La Fiscalía General de la República (FGR) ha señalado que el Cártel de Sinaloa ha financiado campañas electorales en varios municipios de México, con el propósito de infiltrar gobiernos locales y obtener protección institucional. Este contexto agrava la situación del partido Morena y su relación con el poder criminal en todo el país.
Rubén Rocha, gobernador de Sinaloa, no es un caso aislado. La conexión entre el crimen organizado y los gobiernos morenistas se extiende a diversas entidades, evidenciando una estrategia de simbiosis que asegura la permanencia de estos liderazgos. A pesar de la historia de corrupción en otros partidos, la estructura de Morena depende en gran medida de este vínculo con el crimen.

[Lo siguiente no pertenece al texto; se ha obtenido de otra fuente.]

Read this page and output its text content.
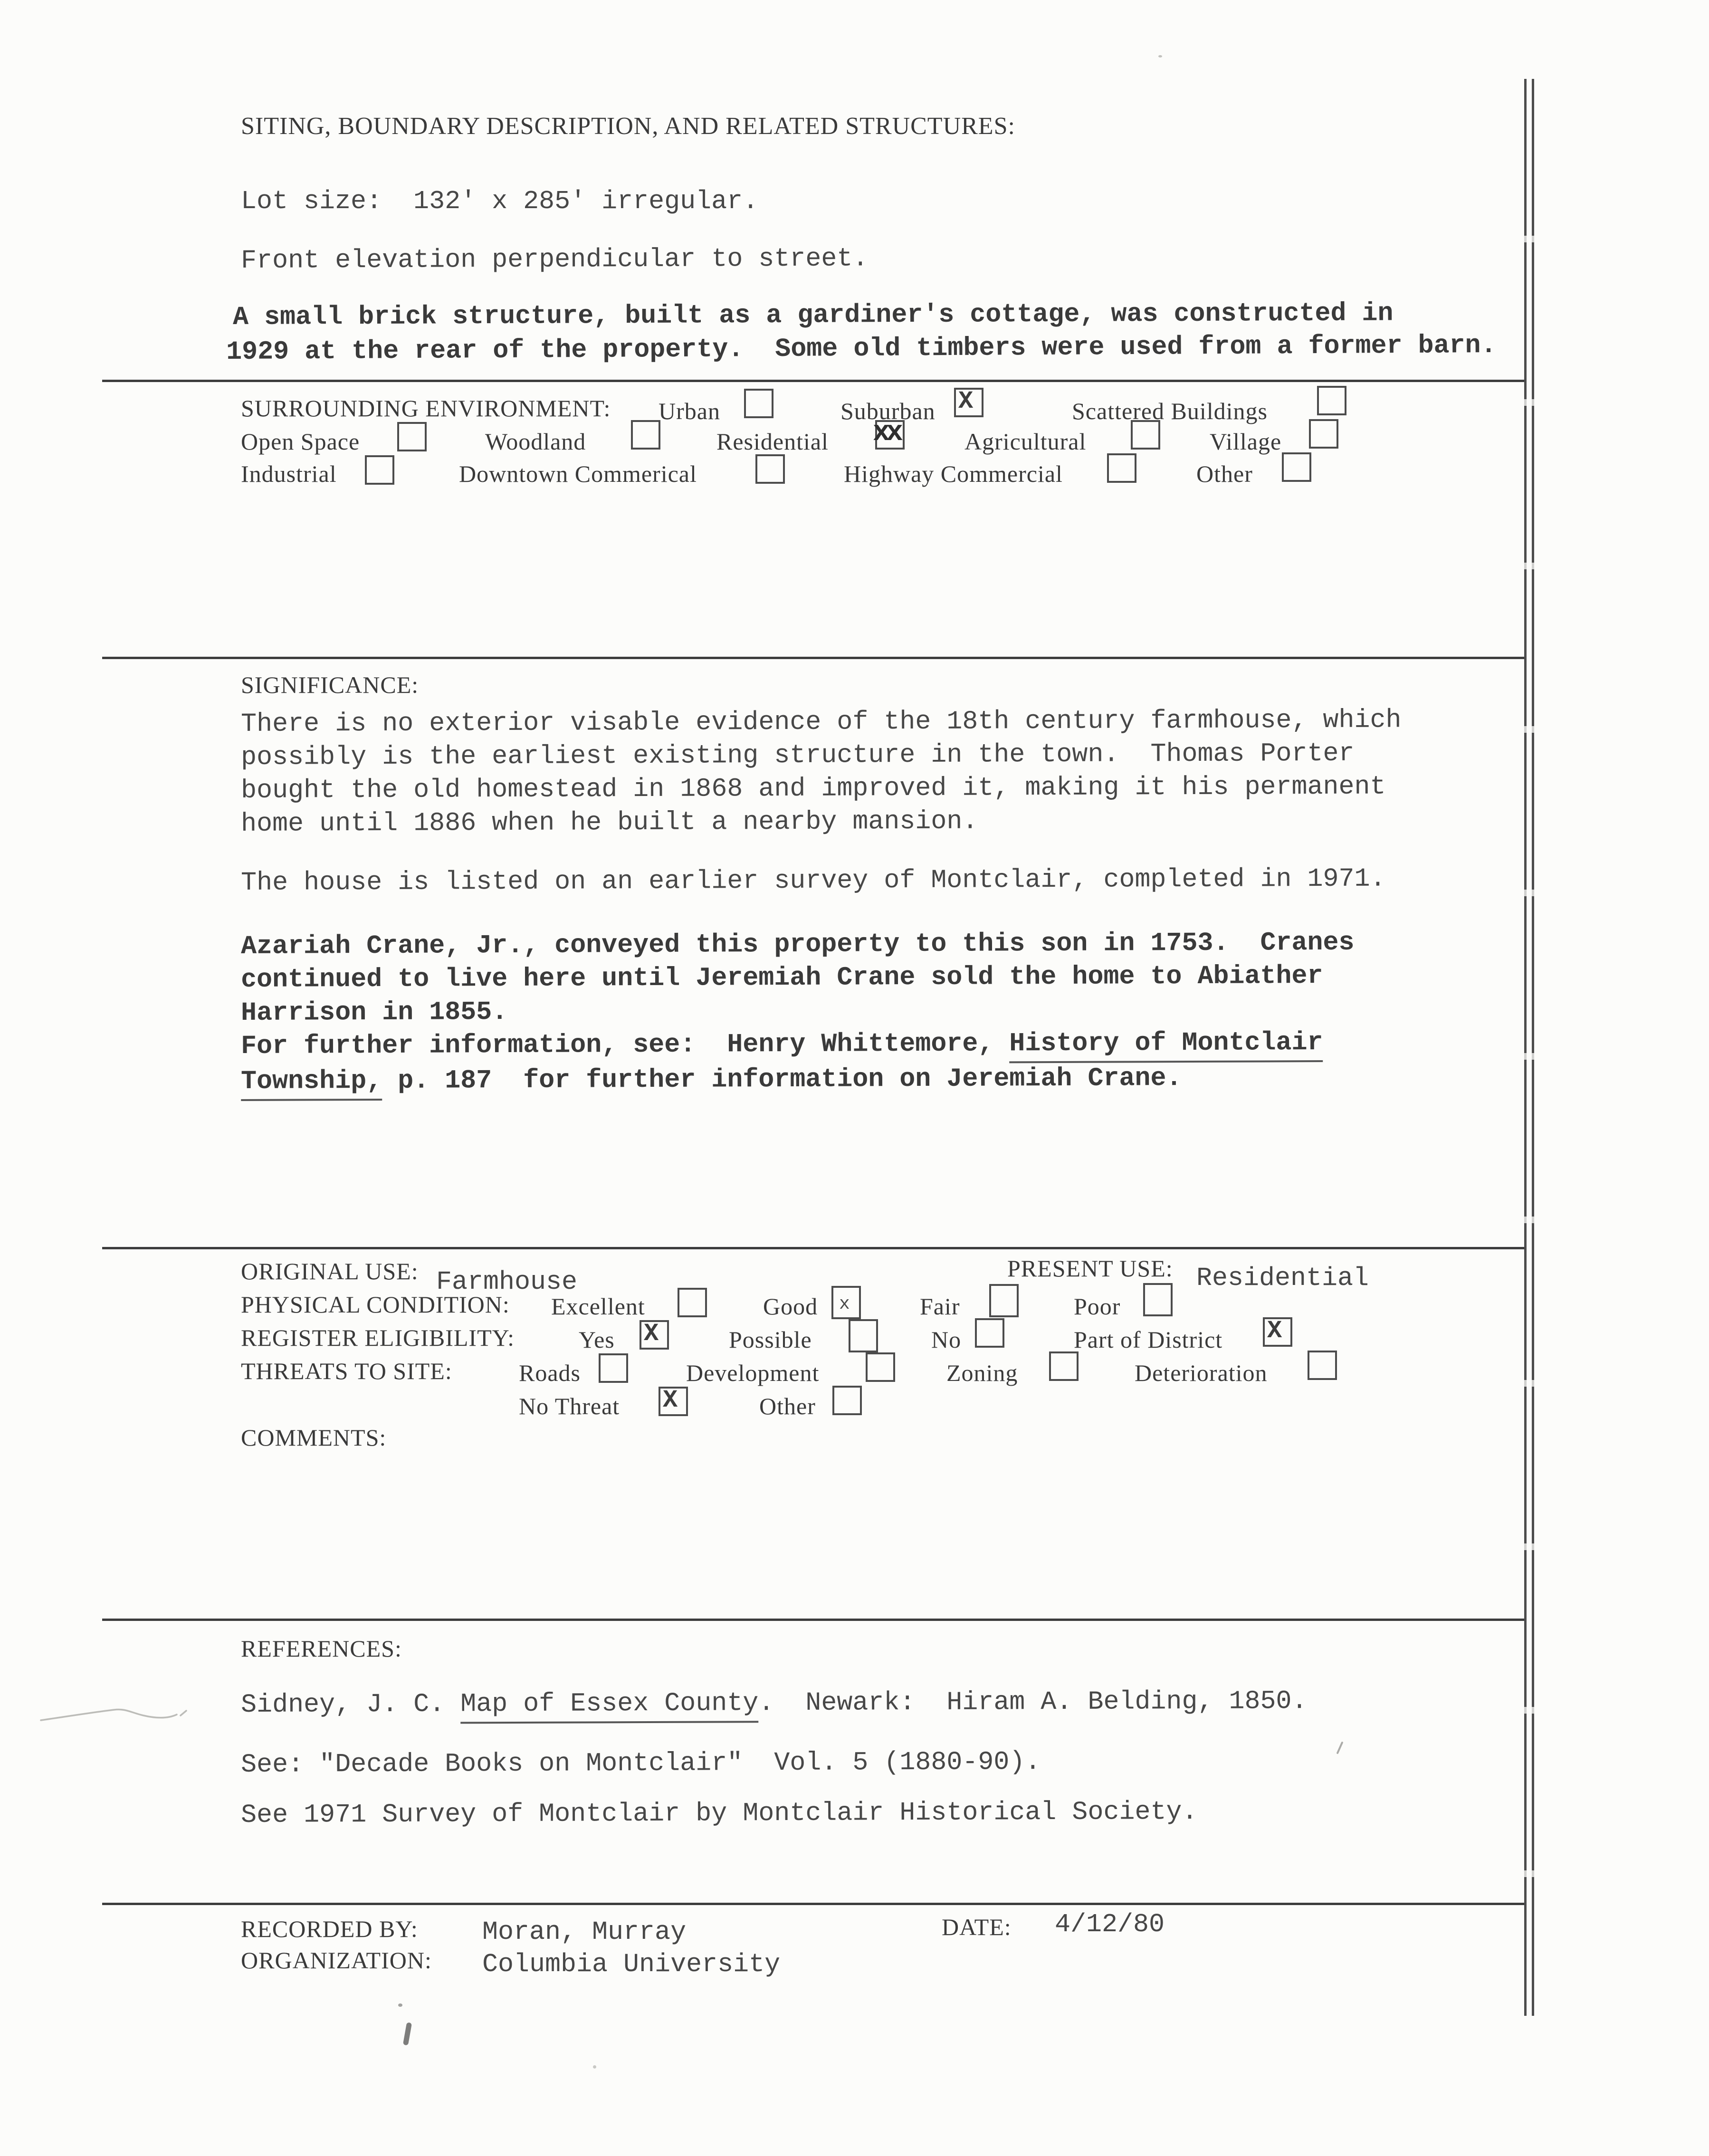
SITING, BOUNDARY DESCRIPTION, AND RELATED STRUCTURES:
Lot size:  132' x 285' irregular.
Front elevation perpendicular to street.
A small brick structure, built as a gardiner's cottage, was constructed in
1929 at the rear of the property.  Some old timbers were used from a former barn.
SURROUNDING ENVIRONMENT: Urban	Suburban X	Scattered Buildings
Open Space	Woodland	Residential xx	Agricultural	Village
Industrial	Downtown Commerical	Highway Commercial	Other
SIGNIFICANCE:
There is no exterior visable evidence of the 18th century farmhouse, which
possibly is the earliest existing structure in the town.  Thomas Porter
bought the old homestead in 1868 and improved it, making it his permanent
home until 1886 when he built a nearby mansion.
The house is listed on an earlier survey of Montclair, completed in 1971.
Azariah Crane, Jr., conveyed this property to this son in 1753.  Cranes
continued to live here until Jeremiah Crane sold the home to Abiather
Harrison in 1855.
For further information, see:  Henry Whittemore, History of Montclair
Township, p. 187  for further information on Jeremiah Crane.
ORIGINAL USE: Farmhouse	PRESENT USE: Residential
PHYSICAL CONDITION: Excellent	Good x	Fair	Poor
REGISTER ELIGIBILITY:	Yes X	Possible	No	Part of District X
THREATS TO SITE:	Roads	Development	Zoning	Deterioration
No Threat X	Other
COMMENTS:
REFERENCES:
Sidney, J. C. Map of Essex County.  Newark:  Hiram A. Belding, 1850.
See: "Decade Books on Montclair"  Vol. 5 (1880-90).
See 1971 Survey of Montclair by Montclair Historical Society.
RECORDED BY: Moran, Murray	DATE: 4/12/80
ORGANIZATION: Columbia University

La política de “abrazos, no balazos”, implementada por Andrés Manuel López Obrador durante su administración, ha facilitado la expansión del crimen organizado en el territorio. Estudios recientes revelan que hasta el 81 por ciento de los municipios en México podrían estar bajo la influencia de alguna organización criminal, lo que afecta gravemente la legitimidad de los gobiernos locales.
La financiación de campañas por parte del crimen organizado se ha convertido en un fenómeno habitual. Gobernadores y presidentes municipales han recibido apoyo de diversas organizaciones delictivas, lo que complica la investigación de sus nexos criminales. Aunque estos políticos forman parte de un nuevo proyecto de nación, la sombra del crimen pesa sobre su administración.
De cara al futuro, la lucha interna en Morena se intensifica. Con la presión externa creciente, algunos líderes podrían ser sacrificados para preservar la imagen del partido. La polarización entre facciones “puristas” y “pragmáticas” se acentúa, abriendo un debate sobre cómo enfrentar la crisis sin desestabilizar la estructura política actual.